Das schien einleuchtend, denn er sagte nichts mehr dazu. Dann trennte sich die Gruppe. Chase und Indiana gingen los, auf der Suche nach dem passenden Laden und Sara folgte ihrer Freundin zur Stadtbücherei.

Sankt Petersburg, Russland

Auf den Straßen

10. Dezember 2004

12:32 Uhr

Indiana folgte einer inneren Karte in seinem Kopf, die er sich vor sechzig Jahren eingeprägt hatte bei seinem letzten Besuch in dieser Stadt. Doch hier hatte sich vieles verändert und er konnte sich nur an den Sehenswürdigkeiten orientieren. Es war nicht leicht als Fremder in dieser Zeit. Doch er machte das beste daraus.

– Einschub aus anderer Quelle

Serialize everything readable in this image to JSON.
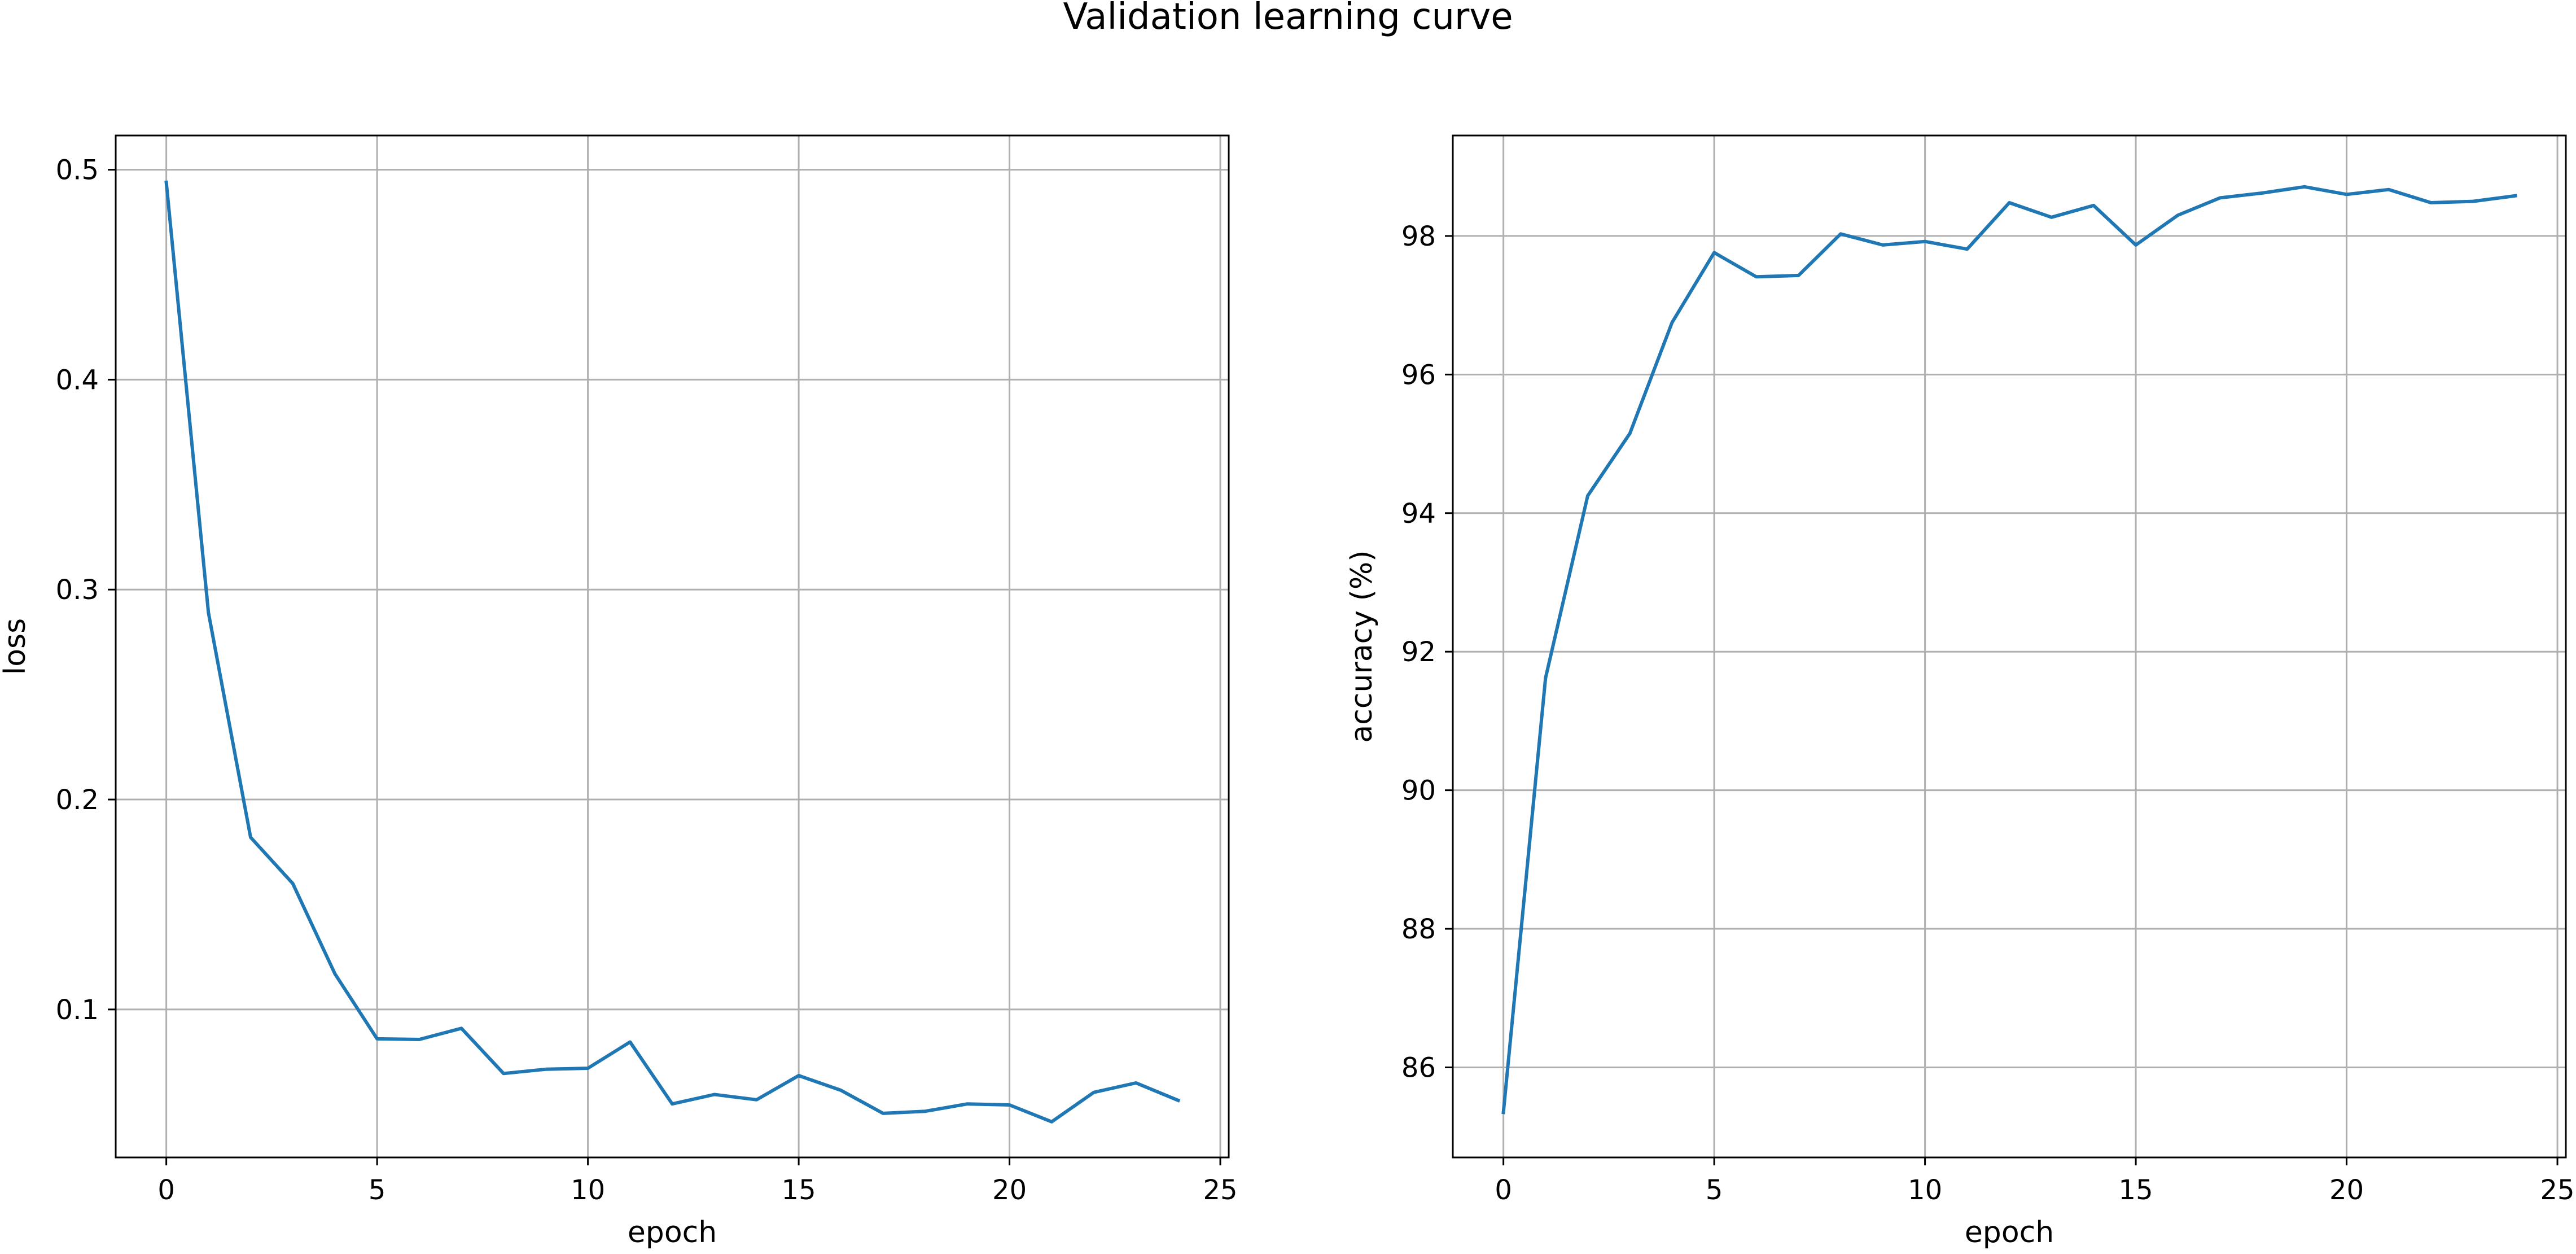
{
  "figure": {
    "title": "Validation learning curve"
  },
  "chart_data": [
    {
      "type": "line",
      "xlabel": "epoch",
      "ylabel": "loss",
      "xlim": [
        -1.2,
        25.2
      ],
      "ylim": [
        0.0295,
        0.5163
      ],
      "xticks": [
        0,
        5,
        10,
        15,
        20,
        25
      ],
      "yticks": [
        0.1,
        0.2,
        0.3,
        0.4,
        0.5
      ],
      "ytick_labels": [
        "0.1",
        "0.2",
        "0.3",
        "0.4",
        "0.5"
      ],
      "grid": true,
      "color": "#1f77b4",
      "series": [
        {
          "x": [
            0,
            1,
            2,
            3,
            4,
            5,
            6,
            7,
            8,
            9,
            10,
            11,
            12,
            13,
            14,
            15,
            16,
            17,
            18,
            19,
            20,
            21,
            22,
            23,
            24
          ],
          "values": [
            0.494,
            0.289,
            0.182,
            0.16,
            0.117,
            0.086,
            0.0857,
            0.091,
            0.0695,
            0.0715,
            0.072,
            0.0845,
            0.055,
            0.0595,
            0.057,
            0.0685,
            0.0615,
            0.0505,
            0.0515,
            0.055,
            0.0545,
            0.0465,
            0.0605,
            0.065,
            0.0567
          ]
        }
      ]
    },
    {
      "type": "line",
      "xlabel": "epoch",
      "ylabel": "accuracy (%)",
      "xlim": [
        -1.2,
        25.2
      ],
      "ylim": [
        84.7,
        99.45
      ],
      "xticks": [
        0,
        5,
        10,
        15,
        20,
        25
      ],
      "yticks": [
        86,
        88,
        90,
        92,
        94,
        96,
        98
      ],
      "ytick_labels": [
        "86",
        "88",
        "90",
        "92",
        "94",
        "96",
        "98"
      ],
      "grid": true,
      "color": "#1f77b4",
      "series": [
        {
          "x": [
            0,
            1,
            2,
            3,
            4,
            5,
            6,
            7,
            8,
            9,
            10,
            11,
            12,
            13,
            14,
            15,
            16,
            17,
            18,
            19,
            20,
            21,
            22,
            23,
            24
          ],
          "values": [
            85.35,
            91.62,
            94.25,
            95.15,
            96.75,
            97.76,
            97.41,
            97.43,
            98.03,
            97.87,
            97.92,
            97.81,
            98.48,
            98.27,
            98.44,
            97.87,
            98.3,
            98.55,
            98.62,
            98.71,
            98.6,
            98.67,
            98.48,
            98.5,
            98.58
          ]
        }
      ]
    }
  ]
}
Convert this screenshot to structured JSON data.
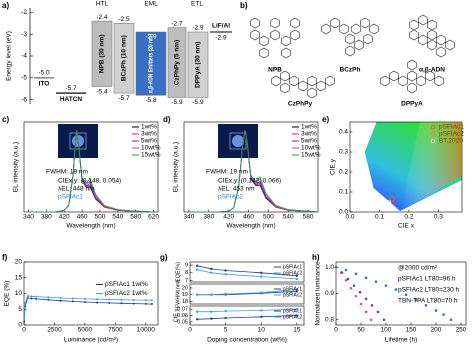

Zurück konnte er ja nicht. Sie bogen gerade in eine der vielen Gassen ein und folgten dieser bis zum Ende. Dann standen sie vor einer Sackgasse. „Mist, wo ist es hin. Hier war doch ein Laden.", murmelte er.

Chase blickte ihn fragend an: „Wann? Vor sechzig Jahren? Indy, ich will ja nicht nörgeln, aber deine Erinnerungen sind veraltet." Und der Grabräuber gab dem Blonden Kerl recht. Hier würde er sich nicht mehr zurecht finden. Er fluchte und schlug mit der Hand gegen die Wand. Der Schmerz schoss durch seine Faust, aber er unterdrückte den Aufschrei und kämpfte den Schmerz nieder.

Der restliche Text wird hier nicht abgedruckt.